Other peculiar readings are also potentially present. The wordless girl enters the sisters’ home much like a cuckoo, resting and feeding in the nest she has convincingly poached from others. Much like the cuckoo’s cunning tactics, the two women seem unable to determine that this arrival is not their own offspring. This confusion culminates in a feeding scene in which the women, desperate to bring some peace back to their nest, feed the girl by lobbing all sorts of food into her gaping greedy mouth.
Before you think you have really lost the plot, the film switches to animation. Black and white drawings reveal a foreboding male character behind the bars and further fragments of the character’s history can be read in a short series of scenes played out with small hand held dolls. Framed by the camera and then a dolls’ house, these naive sequences offer fragments of the sisters’ history, including the death of their mother in childbirth, which may explain why the two are left alone to fend for themselves. But they are also dream/nightmare sequences that could as easily be interpreted as the wanderings of a sleepy mind or a story told from beyond the screen frame.
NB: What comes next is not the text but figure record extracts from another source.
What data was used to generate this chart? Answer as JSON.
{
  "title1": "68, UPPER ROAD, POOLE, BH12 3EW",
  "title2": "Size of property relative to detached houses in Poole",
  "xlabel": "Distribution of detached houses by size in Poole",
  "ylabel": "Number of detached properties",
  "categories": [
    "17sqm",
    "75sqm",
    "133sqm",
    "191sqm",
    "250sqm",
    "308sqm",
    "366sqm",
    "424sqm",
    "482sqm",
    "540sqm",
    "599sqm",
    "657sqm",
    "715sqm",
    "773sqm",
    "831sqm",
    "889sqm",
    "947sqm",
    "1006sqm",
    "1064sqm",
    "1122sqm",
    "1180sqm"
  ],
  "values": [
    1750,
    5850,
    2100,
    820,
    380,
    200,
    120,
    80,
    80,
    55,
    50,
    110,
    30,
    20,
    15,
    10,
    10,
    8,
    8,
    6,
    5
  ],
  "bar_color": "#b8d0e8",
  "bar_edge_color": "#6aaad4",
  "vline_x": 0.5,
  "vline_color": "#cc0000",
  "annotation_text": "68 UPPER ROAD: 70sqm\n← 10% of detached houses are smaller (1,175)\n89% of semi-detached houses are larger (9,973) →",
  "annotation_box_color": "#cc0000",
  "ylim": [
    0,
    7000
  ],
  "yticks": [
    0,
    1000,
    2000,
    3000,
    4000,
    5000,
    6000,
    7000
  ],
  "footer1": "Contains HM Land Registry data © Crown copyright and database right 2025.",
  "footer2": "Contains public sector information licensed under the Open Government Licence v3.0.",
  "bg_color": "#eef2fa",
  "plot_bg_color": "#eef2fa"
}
Ultimately, the evocative red thread that wends its way through this magical film guides the tale but does not ever conclude in a neat, conventional narrative knot. Visually the film screen provides a canvas for the red thread, often seen zigzagging across the frame as the sisters crisscross the suburban landscape on their daily trips. While a strong feminist sensibility of make do and mend is evident, it is full of creative rather than purely functional potential. As a result, knitting and its ability to make and unmake provides a convincing symbol for fertility and, potentially, also trauma.
Tominaga admits that in an earlier script version “the wool . . . went to the ocean and traveled around the world. It sometimes became someone’s skirt and scarf etc, and then it becomes Hironosuke’s [the film’s one male character] briefs after all. After he dies, it’s undone and dumped again and it’s repeated over and over.” Thread, in this director’s eyes, has the potential to take on many lives, to be reconfigured and evolve in an endless string of suggestions. Take your pick; all conjure magical tales that begin with a simple thread.